Configure the API key for the Cohere embedding provider using the TiDB Client:
tidb_client.configure_embedding_provider(
provider="cohere",
api_key="{your-cohere-api-key}",
)
Set the API key for the Cohere embedding provider using SQL:
SET @@GLOBAL.TIDB_EXP_EMBED_COHERE_API_KEY = "{your-cohere-api-key}";
Step 3: Create a vector table
Create a table with a vector field that uses the cohere/embed-v4.0 model to generate 1536-dimensional vectors (default dimension):
from pytidb.schema import TableModel, Field
from pytidb.embeddings import EmbeddingFunction
from pytidb.datatype import TEXT
class Document(TableModel):
__tablename__ = "sample_documents"
id: int = Field(primary_key=True)
content: str = Field(sa_type=TEXT)
embedding: list[float] = EmbeddingFunction(
model_name="cohere/embed-v4.0"
).VectorField(source_field="content")
table = tidb_client.create_table(schema=Document, if_exists="overwrite")

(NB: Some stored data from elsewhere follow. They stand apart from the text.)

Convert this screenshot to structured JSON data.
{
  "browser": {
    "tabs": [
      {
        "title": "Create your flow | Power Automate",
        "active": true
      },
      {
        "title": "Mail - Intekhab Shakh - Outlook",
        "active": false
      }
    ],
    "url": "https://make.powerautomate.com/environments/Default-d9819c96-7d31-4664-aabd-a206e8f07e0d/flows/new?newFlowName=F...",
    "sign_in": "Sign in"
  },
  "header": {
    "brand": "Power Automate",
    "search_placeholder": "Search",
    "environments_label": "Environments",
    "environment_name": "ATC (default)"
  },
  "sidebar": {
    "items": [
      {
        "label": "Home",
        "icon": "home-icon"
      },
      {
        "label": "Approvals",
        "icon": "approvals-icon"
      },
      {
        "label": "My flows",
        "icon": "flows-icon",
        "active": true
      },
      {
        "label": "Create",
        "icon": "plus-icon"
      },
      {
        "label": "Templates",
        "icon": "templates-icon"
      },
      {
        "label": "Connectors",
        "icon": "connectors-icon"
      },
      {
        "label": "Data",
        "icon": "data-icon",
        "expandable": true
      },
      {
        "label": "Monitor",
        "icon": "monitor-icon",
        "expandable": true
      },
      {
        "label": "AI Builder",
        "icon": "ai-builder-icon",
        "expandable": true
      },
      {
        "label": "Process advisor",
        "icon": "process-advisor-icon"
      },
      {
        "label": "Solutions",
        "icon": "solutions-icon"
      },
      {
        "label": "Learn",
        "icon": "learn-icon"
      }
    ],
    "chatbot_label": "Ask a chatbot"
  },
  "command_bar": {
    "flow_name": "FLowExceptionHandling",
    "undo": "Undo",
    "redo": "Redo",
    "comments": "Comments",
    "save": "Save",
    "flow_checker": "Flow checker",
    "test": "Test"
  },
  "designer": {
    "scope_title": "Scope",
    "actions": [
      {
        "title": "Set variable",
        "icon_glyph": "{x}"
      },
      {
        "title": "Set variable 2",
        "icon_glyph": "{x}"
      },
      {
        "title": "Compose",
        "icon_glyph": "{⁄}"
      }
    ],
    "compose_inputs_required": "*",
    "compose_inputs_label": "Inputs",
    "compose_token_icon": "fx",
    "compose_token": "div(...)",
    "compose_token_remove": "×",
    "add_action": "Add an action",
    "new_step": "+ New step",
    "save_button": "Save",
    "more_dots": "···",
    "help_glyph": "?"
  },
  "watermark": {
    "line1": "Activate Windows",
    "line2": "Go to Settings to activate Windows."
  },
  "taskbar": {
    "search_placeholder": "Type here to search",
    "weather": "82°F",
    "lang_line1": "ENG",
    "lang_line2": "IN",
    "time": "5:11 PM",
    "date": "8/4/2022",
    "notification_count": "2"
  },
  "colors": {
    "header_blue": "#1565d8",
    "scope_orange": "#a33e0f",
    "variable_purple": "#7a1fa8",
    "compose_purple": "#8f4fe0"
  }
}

CREATE TABLE sample_documents (
`id` INT PRIMARY KEY,
`content` TEXT,
`embedding` VECTOR(1536) GENERATED ALWAYS AS (EMBED_TEXT(
"cohere/embed-v4.0",
`content`
)) STORED
);
Step 4: Insert data into the table
Use the table.insert() or table.bulk_insert() API to add data:
documents = [
Document(id=1, content="Python: High-level programming language for data science and web development."),
Document(id=2, content="Python snake: Non-venomous constrictor found in tropical regions."),
Document(id=3, content="Python framework: Django and Flask are popular web frameworks."),
Document(id=4, content="Python libraries: NumPy and Pandas for data analysis."),
Document(id=5, content="Python ecosystem: Rich collection of packages and tools."),
]
table.bulk_insert(documents)
Insert data using the INSERT INTO statement:
INSERT INTO sample_documents (id, content)
VALUES
(1, "Python: High-level programming language for data science and web development."),
(2, "Python snake: Non-venomous constrictor found in tropical regions."),
(3, "Python framework: Django and Flask are popular web frameworks."),
(4, "Python libraries: NumPy and Pandas for data analysis."),
(5, "Python ecosystem: Rich collection of packages and tools.");
Step 5: Search for similar documents
Use the table.search() API to perform vector search:
results = table.search("How to learn Python programming?") \
.limit(2) \
.to_list()
print(results)
Use the VEC_EMBED_COSINE_DISTANCE function to perform vector search based on cosine distance metric:
SELECT
`id`,
`content`,
VEC_EMBED_COSINE_DISTANCE(embedding, "How to learn Python programming?") AS _distance
FROM sample_documents
ORDER BY _distance ASC
LIMIT 2;
Options (BYOK)
All Cohere embedding options are supported via the additional_json_options parameter of the EMBED_TEXT() function.
Example: Specify different input_type for search and insert operations
Use the @search suffix to indicate that the field takes effect only during vector search queries.
CREATE TABLE sample (
`id` INT,
`content` TEXT,
`embedding` VECTOR(1024) GENERATED ALWAYS AS (EMBED_TEXT(
"cohere/embed-v4.0",
`content`,
'{"input_type": "search_document", "input_type@search": "search_query"}'
)) STORED
);
Example: Use an alternative dimension
CREATE TABLE sample (
`id` INT,
`content` TEXT,
`embedding` VECTOR(512) GENERATED ALWAYS AS (EMBED_TEXT(
"cohere/embed-v4.0",
`content`,
'{"output_dimension": 512}'
)) STORED
);
For all available options, see Cohere Documentation.